Passing Beer Head, you’ll come to a signpost pointing straight ahead to Hooken cliffs, and left to Branscombe Mouth. Actually, they both lead to Branscombe Mouth. Here’s the dilemma: both trails are magnificent. The only reasonable solution is to set aside a future date to do the walk again to experience both the over-cliff and under-cliff options. I’m lucky, I live near enough to do this walk regularly.

Option 1: Turn left onto the trail through the under-cliff. Admire the views and take a moment to explore close-up an outcrop of chalk encrusted with flint on your left. About here, the chalk turns to sandstone. Looking ahead, you’ll see a cave set high up in those cliffs. As you descend through trees and shrub, you’ll come across a path on the right that leads to it. Worth a peek but, unless you’re an experienced climber, don’t be tempted to climb up; not even if someone’s been up there and left a rope dangling. You don’t know how well it’s secured. Frankly, the cave is less fascinating than it looks from the outside, and doesn’t go very far in.

Eventually the path nears the beach and there are a couple of cuttings down onto it. Your choice whether you go on to Branscombe Mouth by the beach or on the path. I prefer the path and its little grottos and root-and-rock surprises.


Assuming you follow the path, it comes out at The Sea Shanty Caravan Park, an excruciatingly twee name for a collection of huts and caravans set in the under-cliff with fabulous sea views. If I wasn’t a local, this is where I’d want to stay, despite the name. It’s lovely here.


Exiting the caravan park, this is where you would have met yourself if you’d done a metaphysical split and done option 2 at the same time.

Option 2: Rather than exploring the under-cliff, stay on the cliff top. Ahead is an old lookout tower that had been transformed into a ramshackle home – or maybe second home. It’s currently (10.1.22) undergoing a transformation into something plusher. I don’t know why I think that’s a pity.


Passing the tower and the grazing sheep that sometimes surround it, the clifftop starts to descend to Branscombe Mouth. The views down to the village and beach are stunning – a word that doesn’t seem sufficient for a coastline with lots of stunning views. Anyway, enjoy it while slip-sliding your way on a sometimes-muddy path until you reach the entrance to the caravan park where your other self is waiting.

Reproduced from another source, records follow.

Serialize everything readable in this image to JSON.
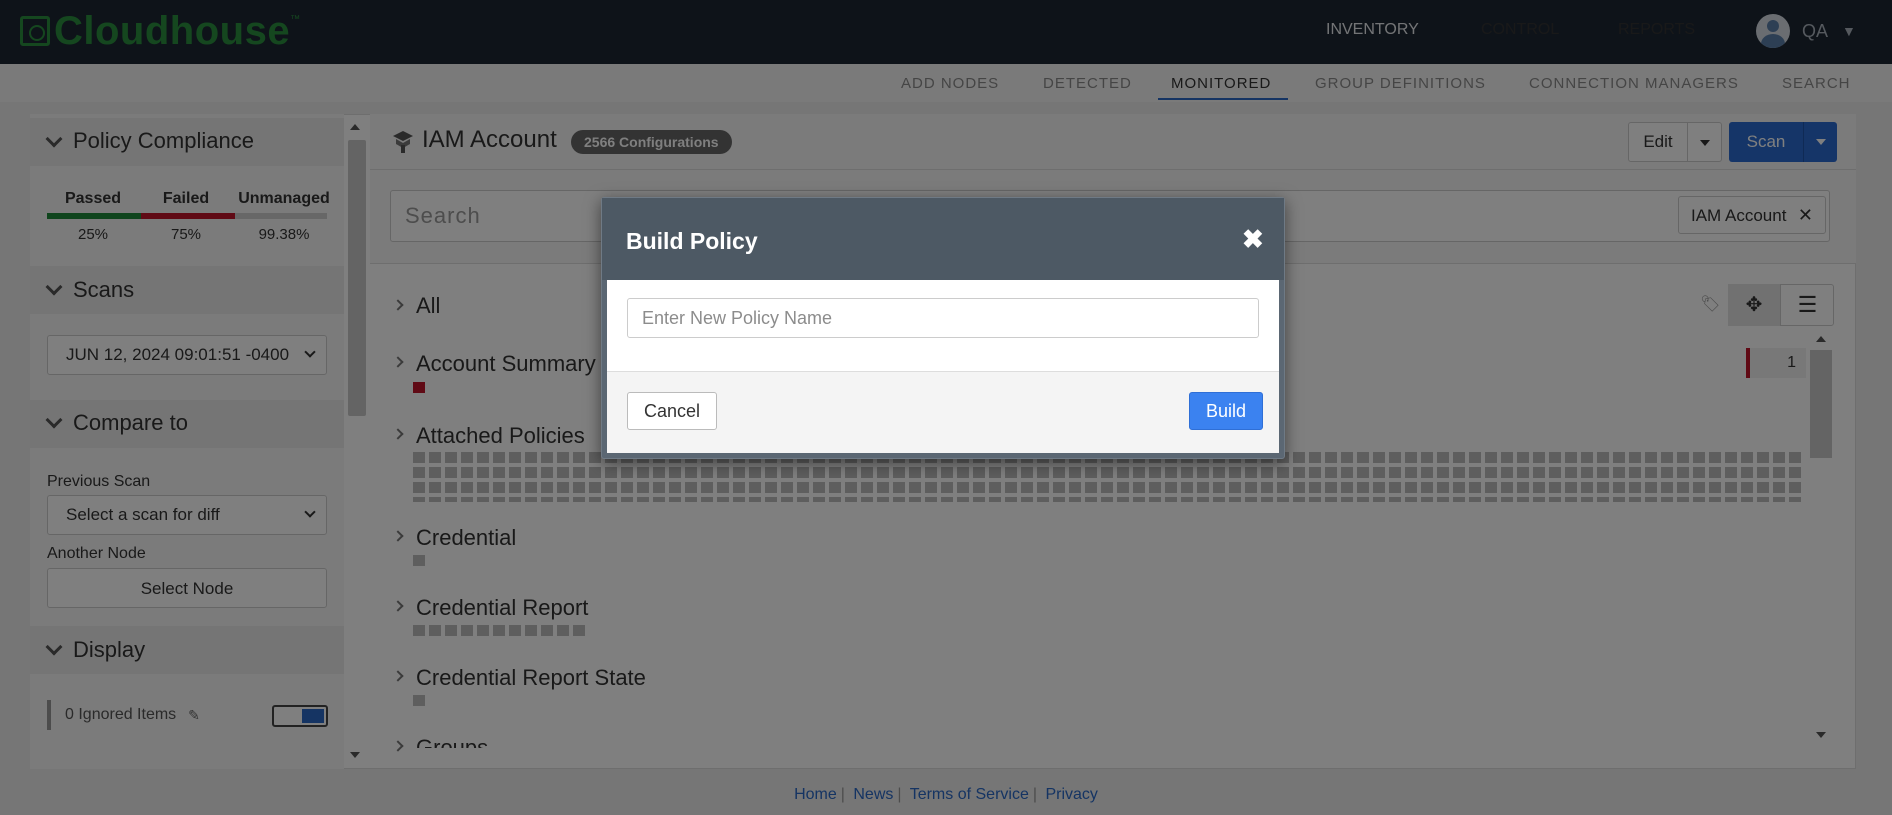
{
  "app": {
    "brand": "Cloudhouse",
    "trademark": "™"
  },
  "top_nav": {
    "items": [
      {
        "label": "INVENTORY",
        "active": true
      },
      {
        "label": "CONTROL",
        "active": false
      },
      {
        "label": "REPORTS",
        "active": false
      }
    ],
    "user": {
      "name": "QA"
    }
  },
  "sub_nav": {
    "items": [
      {
        "label": "ADD NODES"
      },
      {
        "label": "DETECTED"
      },
      {
        "label": "MONITORED",
        "active": true
      },
      {
        "label": "GROUP DEFINITIONS"
      },
      {
        "label": "CONNECTION MANAGERS"
      },
      {
        "label": "SEARCH"
      }
    ]
  },
  "sidebar": {
    "policy_compliance": {
      "title": "Policy Compliance",
      "columns": [
        {
          "label": "Passed",
          "value": "25%",
          "color": "#1e8a3a"
        },
        {
          "label": "Failed",
          "value": "75%",
          "color": "#c0152a"
        },
        {
          "label": "Unmanaged",
          "value": "99.38%",
          "color": "#cfcfcf"
        }
      ]
    },
    "scans": {
      "title": "Scans",
      "selected": "JUN 12, 2024 09:01:51 -0400"
    },
    "compare_to": {
      "title": "Compare to",
      "previous_scan_label": "Previous Scan",
      "previous_scan_value": "Select a scan for diff",
      "another_node_label": "Another Node",
      "select_node_label": "Select Node"
    },
    "display": {
      "title": "Display",
      "ignored_items": "0 Ignored Items"
    }
  },
  "main": {
    "title": "IAM Account",
    "config_badge": "2566 Configurations",
    "edit_label": "Edit",
    "scan_label": "Scan",
    "search_placeholder": "Search",
    "filter_chip": "IAM Account",
    "tree": [
      {
        "label": "All"
      },
      {
        "label": "Account Summary"
      },
      {
        "label": "Attached Policies"
      },
      {
        "label": "Credential"
      },
      {
        "label": "Credential Report"
      },
      {
        "label": "Credential Report State"
      },
      {
        "label": "Groups"
      }
    ],
    "count_value": "1"
  },
  "footer": {
    "links": [
      "Home",
      "News",
      "Terms of Service",
      "Privacy"
    ],
    "separator": "|"
  },
  "modal": {
    "title": "Build Policy",
    "input_placeholder": "Enter New Policy Name",
    "cancel_label": "Cancel",
    "build_label": "Build",
    "close_glyph": "✖"
  },
  "colors": {
    "accent": "#2b6bd1",
    "brand": "#2a8f3f",
    "danger": "#c0152a"
  }
}
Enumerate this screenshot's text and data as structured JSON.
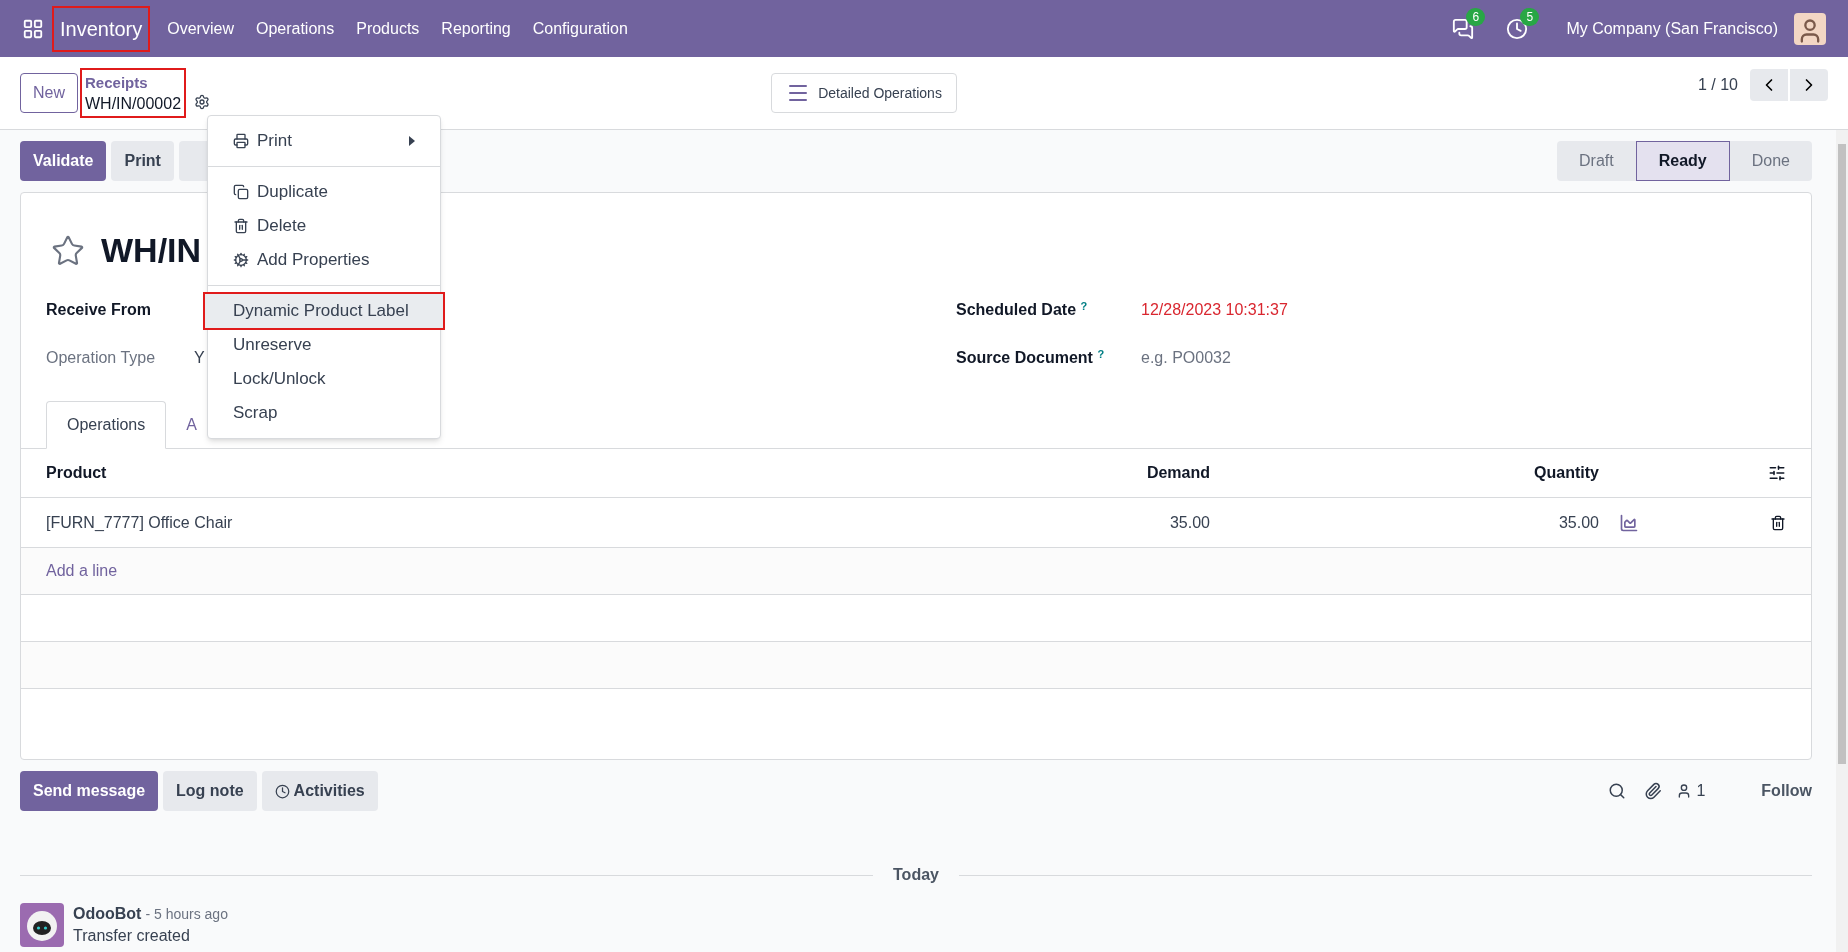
{
  "navbar": {
    "app": {
      "label": "Inventory",
      "highlighted": true
    },
    "menu": [
      "Overview",
      "Operations",
      "Products",
      "Reporting",
      "Configuration"
    ],
    "messages_badge": "6",
    "activities_badge": "5",
    "company": "My Company (San Francisco)"
  },
  "control_panel": {
    "new_button": "New",
    "breadcrumb": {
      "parent": "Receipts",
      "current": "WH/IN/00002",
      "highlighted": true
    },
    "detailed_button": "Detailed Operations",
    "pager": "1 / 10"
  },
  "actions": [
    {
      "label": "Validate",
      "kind": "primary"
    },
    {
      "label": "Print",
      "kind": "secondary"
    },
    {
      "kind": "covered"
    }
  ],
  "statusbar": [
    {
      "label": "Draft",
      "selected": false
    },
    {
      "label": "Ready",
      "selected": true
    },
    {
      "label": "Done",
      "selected": false
    }
  ],
  "gear_menu": [
    {
      "kind": "submenu",
      "label": "Print",
      "highlighted": false
    },
    {
      "kind": "divider"
    },
    {
      "kind": "item",
      "label": "Duplicate",
      "highlighted": false
    },
    {
      "kind": "item",
      "label": "Delete",
      "highlighted": false
    },
    {
      "kind": "item",
      "label": "Add Properties",
      "highlighted": false
    },
    {
      "kind": "divider"
    },
    {
      "kind": "item",
      "label": "Dynamic Product Label",
      "highlighted": true
    },
    {
      "kind": "item",
      "label": "Unreserve",
      "highlighted": false
    },
    {
      "kind": "item",
      "label": "Lock/Unlock",
      "highlighted": false
    },
    {
      "kind": "item",
      "label": "Scrap",
      "highlighted": false
    }
  ],
  "form": {
    "title": "WH/IN",
    "starred": false,
    "left_fields": [
      {
        "label": "Receive From"
      },
      {
        "label": "Operation Type",
        "value": "Y"
      }
    ],
    "right_fields": [
      {
        "label": "Scheduled Date",
        "help": "?",
        "value": "12/28/2023 10:31:37",
        "kind": "overdue"
      },
      {
        "label": "Source Document",
        "help": "?",
        "placeholder": "e.g. PO0032",
        "kind": "placeholder"
      }
    ],
    "tabs": [
      {
        "label": "Operations",
        "selected": true
      },
      {
        "label": "A",
        "selected": false
      }
    ],
    "table": {
      "columns": [
        "Product",
        "Demand",
        "Quantity"
      ],
      "rows": [
        {
          "product": "[FURN_7777] Office Chair",
          "demand": "35.00",
          "quantity": "35.00"
        }
      ],
      "add_line": "Add a line"
    }
  },
  "chatter": {
    "buttons": [
      {
        "label": "Send message",
        "kind": "primary"
      },
      {
        "label": "Log note",
        "kind": "secondary"
      },
      {
        "label": "Activities",
        "kind": "activities"
      }
    ],
    "followers": "1",
    "follow": "Follow",
    "divider": "Today",
    "messages": [
      {
        "author": "OdooBot",
        "time": "- 5 hours ago",
        "body": "Transfer created"
      }
    ]
  }
}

From the Caravan Park entrance, carry on down toward Branscombe Mouth, ignoring paths to the right. Tucked into shrubbery, look out for the WWII bunker to your left. This coastline is where Churchill and his mates thought the invasion might come, and there are dozens of others bunkers roundabout. In fact, from Seaton to the north coast there's a line of them. Had this been 1942, from Seaton westwards could have been German controlled while the rest of the country fought to keep them from going further east. Back in the 7th century it was the Dumnonii – a Celtic tribe from which the roots of the name Devon came – trying to stop Anglo Saxons moving west, and then in the 11th century it was the Norman’s shoving the Anglo Saxon’s out. Devon has a history of being a punch bag and fire-screen, west and east.

Time for an ice cream from the pretty café beachside at Branscombe Mouth? It’s local! Checkout the anchor in front of it. It's from the Napoli, a container ship that came to grief on a sandbank nearby and shed its load into the sea.

It wasn't a pretty sight watching scavengers on TV fighting over the spoils washed up on the beach here, including peoples personal possessions. The village was log-jammed the for days. I went to look a week or so later. There were almost as many soggy polish bibles as pebbles lying aBounT. All gone now tho, apart from the anchor.

Passing the café, turn immediately right by the side of it. Ahead is a pleasant wooded walk by a stream.


Woodland turns to farmland. After crossing a couple of wooden footbridges, turn right to return to Branscombe, the Mason’s Arms, and your car.


If you're not the driver, a pint by the Mason's roaring fire in a big hearth would be a pleasant way to finish the walk. There's a bench right by it.